Anyone hoping to pitch Jojo Rabbit as a direct retort to the insidious creep of nationalism around the world will be left sorely disappointed. Waititi first wrote his script, loosely based on Christine Leunens’ 2004 novel Caging Skies, nearly a decade ago. It took his new status as Hollywood hot property, post-2017’s Thor: Ragnarok, to finally get his film over the finishing line. If it feels timely, it’s only because history has a habit of repeating itself. Set in the last days of the Second World War, it follows Johannes “Jojo Rabbit” Betzler (Roman Griffin Davis), a young fanatic who labels himself as “massively into swastikas”. Desperate to prove his masculinity and be accepted by his peers, he swallows up every piece of white supremacist propaganda that’s fed to him. In an attempt to replace his father, who’s gone missing on the Italian Front, he also conjures up a make-believe Führer (Waititi) to give him daily pep talks.

Waititi, who is Jewish-Māori, avoids any whiff of direct imitation. His version of Hitler is only meant to represent how a little boy would process a dictator’s lies and promises (ie, stay loyal to me and you’ll be cool). He bounces around the screen like an impish clown, though, at times, his face will harden and his voice will drop to a growl – a reminder that his camaraderie is an illusion, easily overtaken by paroxysms of rage. Jojo is guilty of the same initially. In a remarkable debut performance, Davis navigates his character’s bratty outbursts and ensuing pangs of remorse with ease while preserving the fidgety vim of a kid who still sees this wrecked world as his playground.

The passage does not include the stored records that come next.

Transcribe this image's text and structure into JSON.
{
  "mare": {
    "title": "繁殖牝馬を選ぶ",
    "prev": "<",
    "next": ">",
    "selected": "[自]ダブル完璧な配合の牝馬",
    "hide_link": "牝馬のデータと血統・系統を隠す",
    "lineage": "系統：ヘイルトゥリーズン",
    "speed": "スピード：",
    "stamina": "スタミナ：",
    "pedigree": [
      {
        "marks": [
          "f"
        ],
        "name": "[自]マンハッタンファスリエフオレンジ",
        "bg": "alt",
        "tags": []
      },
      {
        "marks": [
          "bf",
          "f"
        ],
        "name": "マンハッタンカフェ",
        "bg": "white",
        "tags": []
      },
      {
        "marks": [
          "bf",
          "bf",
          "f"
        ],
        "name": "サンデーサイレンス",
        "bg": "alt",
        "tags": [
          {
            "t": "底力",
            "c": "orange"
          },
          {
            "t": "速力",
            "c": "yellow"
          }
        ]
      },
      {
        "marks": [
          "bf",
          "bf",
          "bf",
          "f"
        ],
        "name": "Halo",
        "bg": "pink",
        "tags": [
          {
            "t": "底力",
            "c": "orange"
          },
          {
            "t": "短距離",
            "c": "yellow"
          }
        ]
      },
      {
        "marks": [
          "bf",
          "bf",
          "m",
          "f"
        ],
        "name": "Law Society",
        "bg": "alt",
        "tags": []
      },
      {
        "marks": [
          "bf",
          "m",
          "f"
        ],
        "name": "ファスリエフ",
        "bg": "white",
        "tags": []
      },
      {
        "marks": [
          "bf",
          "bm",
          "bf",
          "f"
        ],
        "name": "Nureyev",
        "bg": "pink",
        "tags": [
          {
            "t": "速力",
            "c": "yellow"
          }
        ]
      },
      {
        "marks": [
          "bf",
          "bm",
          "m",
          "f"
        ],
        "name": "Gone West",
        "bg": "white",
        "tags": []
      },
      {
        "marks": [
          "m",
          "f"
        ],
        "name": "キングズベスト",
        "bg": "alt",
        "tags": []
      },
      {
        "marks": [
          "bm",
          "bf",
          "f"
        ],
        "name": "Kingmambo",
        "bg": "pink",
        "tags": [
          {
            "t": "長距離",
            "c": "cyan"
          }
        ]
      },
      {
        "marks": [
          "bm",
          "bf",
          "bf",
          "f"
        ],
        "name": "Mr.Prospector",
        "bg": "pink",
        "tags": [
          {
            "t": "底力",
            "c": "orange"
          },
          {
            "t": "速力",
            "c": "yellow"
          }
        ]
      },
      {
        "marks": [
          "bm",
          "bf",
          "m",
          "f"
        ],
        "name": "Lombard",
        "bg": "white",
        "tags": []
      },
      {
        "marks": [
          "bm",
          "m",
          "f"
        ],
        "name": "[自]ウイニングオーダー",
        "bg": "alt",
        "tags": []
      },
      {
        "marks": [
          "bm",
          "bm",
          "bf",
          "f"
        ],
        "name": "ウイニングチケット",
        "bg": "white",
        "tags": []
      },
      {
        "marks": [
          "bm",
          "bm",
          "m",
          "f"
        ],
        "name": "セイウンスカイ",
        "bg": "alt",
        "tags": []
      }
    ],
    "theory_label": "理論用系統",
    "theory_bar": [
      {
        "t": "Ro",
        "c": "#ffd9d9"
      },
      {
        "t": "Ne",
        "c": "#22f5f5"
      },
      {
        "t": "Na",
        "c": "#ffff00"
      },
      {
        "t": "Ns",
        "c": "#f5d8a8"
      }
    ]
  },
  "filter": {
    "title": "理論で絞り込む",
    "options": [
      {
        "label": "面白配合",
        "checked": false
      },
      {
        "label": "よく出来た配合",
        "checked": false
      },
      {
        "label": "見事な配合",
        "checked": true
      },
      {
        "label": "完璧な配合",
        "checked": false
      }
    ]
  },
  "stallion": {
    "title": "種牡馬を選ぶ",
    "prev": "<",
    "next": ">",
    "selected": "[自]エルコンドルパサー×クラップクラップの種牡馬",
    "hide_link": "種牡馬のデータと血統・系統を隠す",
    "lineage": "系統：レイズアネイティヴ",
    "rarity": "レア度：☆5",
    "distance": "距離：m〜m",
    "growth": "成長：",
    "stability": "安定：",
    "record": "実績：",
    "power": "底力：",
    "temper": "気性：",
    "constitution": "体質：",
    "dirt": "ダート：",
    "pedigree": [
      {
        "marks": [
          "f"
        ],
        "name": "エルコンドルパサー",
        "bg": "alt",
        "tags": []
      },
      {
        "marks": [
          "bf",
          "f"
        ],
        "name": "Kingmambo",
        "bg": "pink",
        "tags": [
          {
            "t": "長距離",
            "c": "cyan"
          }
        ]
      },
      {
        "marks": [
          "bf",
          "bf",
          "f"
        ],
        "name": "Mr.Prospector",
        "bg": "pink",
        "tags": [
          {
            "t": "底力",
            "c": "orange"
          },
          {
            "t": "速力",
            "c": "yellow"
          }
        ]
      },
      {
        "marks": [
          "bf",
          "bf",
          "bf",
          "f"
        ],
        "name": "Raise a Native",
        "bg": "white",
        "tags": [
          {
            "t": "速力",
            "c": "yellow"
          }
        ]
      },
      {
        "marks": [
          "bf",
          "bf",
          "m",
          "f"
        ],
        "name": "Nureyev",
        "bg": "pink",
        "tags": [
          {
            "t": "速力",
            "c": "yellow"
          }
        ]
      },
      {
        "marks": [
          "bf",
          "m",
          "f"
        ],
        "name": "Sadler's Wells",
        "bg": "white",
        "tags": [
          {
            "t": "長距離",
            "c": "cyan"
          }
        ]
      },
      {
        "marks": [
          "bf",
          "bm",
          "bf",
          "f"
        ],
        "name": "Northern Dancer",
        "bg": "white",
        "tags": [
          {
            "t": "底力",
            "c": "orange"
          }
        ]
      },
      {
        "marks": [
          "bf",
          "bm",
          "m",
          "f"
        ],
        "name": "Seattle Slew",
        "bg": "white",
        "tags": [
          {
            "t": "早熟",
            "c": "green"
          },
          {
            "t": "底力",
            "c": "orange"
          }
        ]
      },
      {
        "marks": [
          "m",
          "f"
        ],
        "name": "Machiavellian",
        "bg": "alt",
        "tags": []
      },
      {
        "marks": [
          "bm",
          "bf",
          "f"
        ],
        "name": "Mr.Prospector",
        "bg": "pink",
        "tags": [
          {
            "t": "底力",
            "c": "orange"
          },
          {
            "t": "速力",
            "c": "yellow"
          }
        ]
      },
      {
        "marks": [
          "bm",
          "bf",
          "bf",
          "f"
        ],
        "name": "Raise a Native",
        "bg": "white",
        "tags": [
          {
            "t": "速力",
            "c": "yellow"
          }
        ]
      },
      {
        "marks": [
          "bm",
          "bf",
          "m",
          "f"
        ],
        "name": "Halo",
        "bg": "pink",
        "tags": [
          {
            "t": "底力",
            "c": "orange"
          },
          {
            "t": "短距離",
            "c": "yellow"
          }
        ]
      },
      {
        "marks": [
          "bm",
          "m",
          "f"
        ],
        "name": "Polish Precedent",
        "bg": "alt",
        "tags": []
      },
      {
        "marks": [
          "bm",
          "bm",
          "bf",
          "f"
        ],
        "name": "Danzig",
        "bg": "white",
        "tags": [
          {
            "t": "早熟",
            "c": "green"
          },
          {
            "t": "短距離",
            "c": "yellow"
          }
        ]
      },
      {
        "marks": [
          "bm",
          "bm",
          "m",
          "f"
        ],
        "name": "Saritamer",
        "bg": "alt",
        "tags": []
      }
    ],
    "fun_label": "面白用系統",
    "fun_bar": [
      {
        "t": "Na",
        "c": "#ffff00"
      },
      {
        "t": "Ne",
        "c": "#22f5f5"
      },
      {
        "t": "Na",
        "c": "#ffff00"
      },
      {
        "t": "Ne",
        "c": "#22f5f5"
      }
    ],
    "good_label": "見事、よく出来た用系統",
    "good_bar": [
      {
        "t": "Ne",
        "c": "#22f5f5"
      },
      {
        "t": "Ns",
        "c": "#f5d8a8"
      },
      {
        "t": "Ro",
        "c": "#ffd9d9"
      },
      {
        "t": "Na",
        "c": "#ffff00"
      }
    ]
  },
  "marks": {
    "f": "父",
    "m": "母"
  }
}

Jojo Rabbit plays heavily off of Waititi’s own goofy, freewheeling humour, with generous nods to the Nazi comedies of Charlie Chaplin, Ernst Lubitsch, and Mel Brooks. But it’s deployed here as a form of humanisation – not to make the characters more sympathetic to audiences, but to illustrate how easily fascism feeds off banal human flaws. Some are indoctrinated, others merely complacent. But everyone is inevitably motivated by some form of selfishness or self-delusion. Captain Klenzendorf (Sam Rockwell), who runs the local Hitler Youth camp, is interested only in the glories of war. He might scoff at the Nazi ideology, but in the end, it’s clear that makes him no less complicit.

The only characters excluded from this are Rosie (Scarlett Johansson), Jojo’s secretly anti-Nazi mother, and Elsa (Thomasin McKenzie), the Jewish teen she’s helped hide in the crawlspace of her late daughter’s bedroom. They tentatively share their visions of a better life, whispered to each other during their tête-à-têtes at the dead of night. The faint sparkle in their eyes is proof they won’t give up. When Jojo finally sees this, too, we know that he has a chance to make things right. The kind of hope Waititi’s film offers is fragile, but precious – that love might be enough to carve a path to the future.